(Bloomberg) -- Credit Suisse’s new owner UBS Group AG and Credit Agricole SA lost a European Union court fight against multimillion-euro penalties for a bond trading cartel between rival banks.
Judges at the EU’s General Court in Luxembourg backed the European Commission’s 2021 decision to slap Credit Suisse and Credit Agricole SA with fines of €11.9 million ($12.8 million) and €3.9 million for allegedly colluding in chatrooms on trading of U.S. supra-sovereign, sovereign and agency bonds.
“The court holds that the conduct adopted by the traders of the banks concerned formed part of an overall plan pursuing a single anti-competitive objective,” judges at the EU General Court said on Wednesday. It added that it backs the full amount of the fines imposed. The ruling can be appealed to the bloc’s EU Court of Justice.

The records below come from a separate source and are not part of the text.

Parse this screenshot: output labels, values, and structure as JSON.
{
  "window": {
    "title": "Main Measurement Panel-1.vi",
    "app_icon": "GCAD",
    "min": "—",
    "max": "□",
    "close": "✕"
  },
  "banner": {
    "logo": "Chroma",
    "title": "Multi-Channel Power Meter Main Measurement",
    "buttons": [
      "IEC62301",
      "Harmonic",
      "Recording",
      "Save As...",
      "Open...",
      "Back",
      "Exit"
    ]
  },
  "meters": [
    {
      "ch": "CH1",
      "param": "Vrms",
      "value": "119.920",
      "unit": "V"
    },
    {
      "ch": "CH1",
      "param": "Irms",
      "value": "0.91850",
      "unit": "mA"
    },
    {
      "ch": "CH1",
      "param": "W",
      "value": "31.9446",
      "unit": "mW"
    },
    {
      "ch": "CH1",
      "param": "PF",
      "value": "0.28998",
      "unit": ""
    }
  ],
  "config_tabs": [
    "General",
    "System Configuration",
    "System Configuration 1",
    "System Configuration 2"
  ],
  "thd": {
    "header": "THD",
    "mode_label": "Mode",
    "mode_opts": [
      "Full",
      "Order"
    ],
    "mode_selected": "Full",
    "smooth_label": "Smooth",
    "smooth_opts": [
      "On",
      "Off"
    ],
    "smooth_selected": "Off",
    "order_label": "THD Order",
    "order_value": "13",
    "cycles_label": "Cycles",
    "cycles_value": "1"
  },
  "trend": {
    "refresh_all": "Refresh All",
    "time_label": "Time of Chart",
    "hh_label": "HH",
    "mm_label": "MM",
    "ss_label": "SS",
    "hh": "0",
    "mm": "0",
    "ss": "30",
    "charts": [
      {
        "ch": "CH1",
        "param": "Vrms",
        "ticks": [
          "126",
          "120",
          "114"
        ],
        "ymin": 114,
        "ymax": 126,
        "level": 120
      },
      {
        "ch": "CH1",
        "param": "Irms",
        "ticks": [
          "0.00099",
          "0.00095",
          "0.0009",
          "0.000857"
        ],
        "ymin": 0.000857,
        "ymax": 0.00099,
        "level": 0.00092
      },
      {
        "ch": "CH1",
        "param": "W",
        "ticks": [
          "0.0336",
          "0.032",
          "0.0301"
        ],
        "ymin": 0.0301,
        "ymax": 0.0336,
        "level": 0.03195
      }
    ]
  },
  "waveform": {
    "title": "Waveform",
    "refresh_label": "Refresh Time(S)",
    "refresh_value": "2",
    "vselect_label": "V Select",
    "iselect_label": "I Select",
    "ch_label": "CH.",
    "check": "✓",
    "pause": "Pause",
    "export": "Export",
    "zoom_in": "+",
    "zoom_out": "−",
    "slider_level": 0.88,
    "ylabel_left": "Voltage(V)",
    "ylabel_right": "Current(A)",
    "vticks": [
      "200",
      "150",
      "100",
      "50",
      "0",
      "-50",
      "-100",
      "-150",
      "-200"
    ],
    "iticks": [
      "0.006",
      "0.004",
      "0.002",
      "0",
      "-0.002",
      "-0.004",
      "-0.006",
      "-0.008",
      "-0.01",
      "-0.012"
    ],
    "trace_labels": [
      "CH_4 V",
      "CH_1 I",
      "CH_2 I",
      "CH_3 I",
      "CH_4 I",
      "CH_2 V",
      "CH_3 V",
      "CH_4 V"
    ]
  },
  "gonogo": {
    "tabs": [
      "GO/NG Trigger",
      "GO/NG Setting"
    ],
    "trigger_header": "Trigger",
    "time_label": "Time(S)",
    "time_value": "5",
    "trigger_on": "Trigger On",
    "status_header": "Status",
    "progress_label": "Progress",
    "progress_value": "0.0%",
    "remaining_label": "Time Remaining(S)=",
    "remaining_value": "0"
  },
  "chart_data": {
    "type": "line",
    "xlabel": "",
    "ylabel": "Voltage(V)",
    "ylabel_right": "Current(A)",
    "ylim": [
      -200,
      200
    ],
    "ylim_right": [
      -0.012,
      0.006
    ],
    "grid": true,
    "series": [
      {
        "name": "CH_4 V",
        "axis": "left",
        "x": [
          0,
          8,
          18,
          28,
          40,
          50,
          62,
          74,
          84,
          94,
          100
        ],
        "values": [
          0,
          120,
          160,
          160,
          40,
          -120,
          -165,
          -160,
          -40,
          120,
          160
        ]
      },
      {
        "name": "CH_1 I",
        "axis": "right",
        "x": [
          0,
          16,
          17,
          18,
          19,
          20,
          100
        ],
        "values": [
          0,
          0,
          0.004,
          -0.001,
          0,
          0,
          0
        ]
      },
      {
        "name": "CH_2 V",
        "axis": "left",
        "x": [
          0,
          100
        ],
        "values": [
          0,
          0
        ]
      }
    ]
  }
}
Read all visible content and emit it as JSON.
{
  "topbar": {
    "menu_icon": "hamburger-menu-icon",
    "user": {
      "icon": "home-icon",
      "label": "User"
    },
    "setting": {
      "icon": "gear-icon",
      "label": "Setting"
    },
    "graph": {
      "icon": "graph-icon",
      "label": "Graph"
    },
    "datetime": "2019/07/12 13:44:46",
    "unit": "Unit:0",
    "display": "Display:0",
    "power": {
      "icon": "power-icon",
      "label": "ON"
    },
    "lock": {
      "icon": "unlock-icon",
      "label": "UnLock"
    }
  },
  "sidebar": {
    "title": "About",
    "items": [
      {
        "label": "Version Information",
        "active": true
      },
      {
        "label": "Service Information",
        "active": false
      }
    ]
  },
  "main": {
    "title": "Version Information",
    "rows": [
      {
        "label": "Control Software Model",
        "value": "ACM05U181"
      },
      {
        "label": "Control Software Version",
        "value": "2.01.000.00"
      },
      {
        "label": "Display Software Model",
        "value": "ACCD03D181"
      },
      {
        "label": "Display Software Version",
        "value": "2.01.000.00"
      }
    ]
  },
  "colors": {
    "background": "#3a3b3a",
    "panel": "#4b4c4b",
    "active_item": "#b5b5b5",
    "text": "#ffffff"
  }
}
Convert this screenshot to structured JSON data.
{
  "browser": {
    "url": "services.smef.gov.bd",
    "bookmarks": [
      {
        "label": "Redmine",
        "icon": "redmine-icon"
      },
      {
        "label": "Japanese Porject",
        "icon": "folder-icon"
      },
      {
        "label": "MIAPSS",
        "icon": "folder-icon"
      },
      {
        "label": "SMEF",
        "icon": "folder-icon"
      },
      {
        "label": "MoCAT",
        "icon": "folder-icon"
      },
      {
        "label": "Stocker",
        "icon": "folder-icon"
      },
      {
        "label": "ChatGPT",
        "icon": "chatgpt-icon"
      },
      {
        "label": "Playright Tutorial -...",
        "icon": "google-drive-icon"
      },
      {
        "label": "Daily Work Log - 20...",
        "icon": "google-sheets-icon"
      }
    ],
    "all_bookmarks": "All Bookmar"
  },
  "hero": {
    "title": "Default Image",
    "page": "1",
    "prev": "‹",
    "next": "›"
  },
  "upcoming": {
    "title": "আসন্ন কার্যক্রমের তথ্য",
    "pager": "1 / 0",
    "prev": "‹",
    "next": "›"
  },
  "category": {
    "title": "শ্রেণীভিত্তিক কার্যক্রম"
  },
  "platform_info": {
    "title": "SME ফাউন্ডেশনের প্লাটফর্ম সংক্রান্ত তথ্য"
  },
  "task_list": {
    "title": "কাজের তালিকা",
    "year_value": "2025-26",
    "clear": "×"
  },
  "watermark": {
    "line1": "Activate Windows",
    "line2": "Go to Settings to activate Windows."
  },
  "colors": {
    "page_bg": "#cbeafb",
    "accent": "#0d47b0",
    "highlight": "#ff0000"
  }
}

The EU’s antitrust arm had accused the banks — along with Bank of America and Deutsche Bank AG — of colluding on trading strategies, exchanging sensitive pricing information and coordinating on prices.
Margrethe Vestager, the EU’s competition commissioner, said at the time that traders restricted competition “in a market in which investment and pension funds regularly buy and sell bonds on behalf of their investors and pensioners.”
Credit Agricole said it’s considering whether to appeal the ruling. It said the fine was already paid and so the judgment will have no impact on its future results. UBS declined to comment.
Inspired by a BBC TV comedy show, the accused traders called themselves “the Kumars.” They chatted with each other on an almost daily basis, switching from group chat groups to one-on-one messages and even phone calls after banks tried to curb communications with rivals in the wake of massive fines from previous traders’ cartels.
As part of the package of penalties doled out, Bank of America was also fined €12.6 million. Deutsche Bank AG dodged a potential penalty of about €21.5 million because it was the first to inform the EU about the illegal behavior.
The fines were far lower than previous EU cartel penalties, due to the relatively small size of the market concerned. Citigroup Inc., Royal Bank of Scotland Group Plc and JPMorgan Chase & Co. were among five banks that agreed in 2019 to pay EU fines totaling 1.07 billion euros for colluding on foreign-exchange trading strategies.
UBS acquired Credit Suisse in a government-brokered rescue last year and since then has been dealing with a raft of legal issues inherited from its former rival.
In 2021, UBS was seperately hit with a €172.4 million fine for taking part in a European government bond trading cartel during the European debt crisis between 2007 and 2011. It also appealed that penalty to the bloc’s lower court.